Mossy looked at his toes while the Lefties in the room clapped and everyone else waited. An odd occasion, I thought, for Palmyra to put her social conscience on exhibit, but then entertainers are exhibitionists by nature. She had the audience she wanted, the most visible and powerful members of the industry. Sylvia Solomon poked me in the ribs. “Hooray for Millevoix,” I said to her, “and watch out Hollywood.” “I'd put it the other way around,” she whispered, “especially watch out for the big guys on the playground.”
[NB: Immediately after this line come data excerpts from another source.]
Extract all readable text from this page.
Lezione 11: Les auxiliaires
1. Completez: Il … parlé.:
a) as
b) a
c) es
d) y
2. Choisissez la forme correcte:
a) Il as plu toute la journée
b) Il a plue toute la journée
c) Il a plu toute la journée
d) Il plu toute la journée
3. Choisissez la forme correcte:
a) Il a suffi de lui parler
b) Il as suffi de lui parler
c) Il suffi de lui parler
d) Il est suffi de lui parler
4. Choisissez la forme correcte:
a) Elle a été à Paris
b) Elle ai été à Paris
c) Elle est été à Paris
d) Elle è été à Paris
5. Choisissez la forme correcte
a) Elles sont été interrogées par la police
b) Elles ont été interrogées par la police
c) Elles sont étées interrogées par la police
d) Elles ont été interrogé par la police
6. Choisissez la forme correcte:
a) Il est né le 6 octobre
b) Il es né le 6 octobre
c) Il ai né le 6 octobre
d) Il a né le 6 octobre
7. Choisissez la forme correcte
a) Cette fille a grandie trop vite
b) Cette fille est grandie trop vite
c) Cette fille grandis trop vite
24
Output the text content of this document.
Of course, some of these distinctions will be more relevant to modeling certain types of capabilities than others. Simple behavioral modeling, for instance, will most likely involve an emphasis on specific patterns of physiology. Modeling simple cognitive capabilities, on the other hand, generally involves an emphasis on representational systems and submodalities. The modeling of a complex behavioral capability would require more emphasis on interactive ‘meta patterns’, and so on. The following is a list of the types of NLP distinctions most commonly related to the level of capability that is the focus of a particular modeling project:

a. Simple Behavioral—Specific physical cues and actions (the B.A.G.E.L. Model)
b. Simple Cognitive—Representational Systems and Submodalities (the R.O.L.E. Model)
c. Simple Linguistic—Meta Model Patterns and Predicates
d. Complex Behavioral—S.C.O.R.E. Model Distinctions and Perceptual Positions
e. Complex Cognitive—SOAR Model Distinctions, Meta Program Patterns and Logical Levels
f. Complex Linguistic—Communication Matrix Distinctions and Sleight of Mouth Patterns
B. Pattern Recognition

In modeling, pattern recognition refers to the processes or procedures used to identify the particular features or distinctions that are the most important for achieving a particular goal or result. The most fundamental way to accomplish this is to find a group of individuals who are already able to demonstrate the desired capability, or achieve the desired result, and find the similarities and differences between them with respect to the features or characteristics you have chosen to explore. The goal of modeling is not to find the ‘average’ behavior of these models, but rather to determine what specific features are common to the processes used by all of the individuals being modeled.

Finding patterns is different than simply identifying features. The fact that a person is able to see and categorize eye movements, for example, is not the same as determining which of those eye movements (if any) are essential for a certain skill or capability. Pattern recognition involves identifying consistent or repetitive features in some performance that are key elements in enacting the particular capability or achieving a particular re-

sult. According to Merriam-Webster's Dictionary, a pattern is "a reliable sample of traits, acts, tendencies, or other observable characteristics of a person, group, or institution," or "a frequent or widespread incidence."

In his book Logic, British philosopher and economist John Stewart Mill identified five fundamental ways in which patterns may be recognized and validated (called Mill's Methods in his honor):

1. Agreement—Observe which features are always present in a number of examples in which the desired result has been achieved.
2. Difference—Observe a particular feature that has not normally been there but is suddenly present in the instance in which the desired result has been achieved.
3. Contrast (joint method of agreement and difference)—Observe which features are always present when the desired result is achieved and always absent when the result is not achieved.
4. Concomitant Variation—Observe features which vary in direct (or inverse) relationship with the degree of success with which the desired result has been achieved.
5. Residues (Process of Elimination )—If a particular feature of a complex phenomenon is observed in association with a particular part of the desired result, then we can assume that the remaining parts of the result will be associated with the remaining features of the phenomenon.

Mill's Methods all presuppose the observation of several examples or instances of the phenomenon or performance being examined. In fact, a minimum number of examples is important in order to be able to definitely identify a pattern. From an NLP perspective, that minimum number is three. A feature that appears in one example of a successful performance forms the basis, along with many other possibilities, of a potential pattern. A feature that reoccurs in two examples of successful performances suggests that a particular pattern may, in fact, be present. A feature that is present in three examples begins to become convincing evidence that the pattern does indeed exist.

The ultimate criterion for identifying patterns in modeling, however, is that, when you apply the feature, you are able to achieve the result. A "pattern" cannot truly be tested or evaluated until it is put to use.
“We are all dreamers,” Pammy said to the room, “or we wouldn't be writing, directing, acting, composing, or producing, would we?” (Sylvia whispered again, “At least one person here puts writing first.”) “We dare make dreams come true. But when you gain the dream you lose the dream. The song I'm going to sing is about lovers who have to part, their
tristesse
. But it's also about my songs themselves. When I have a song in me it is a happy full feeling because it's still inside me. When I release it, I'm as empty and sad as anyone waving farewell or remembering any time past that we cherish.”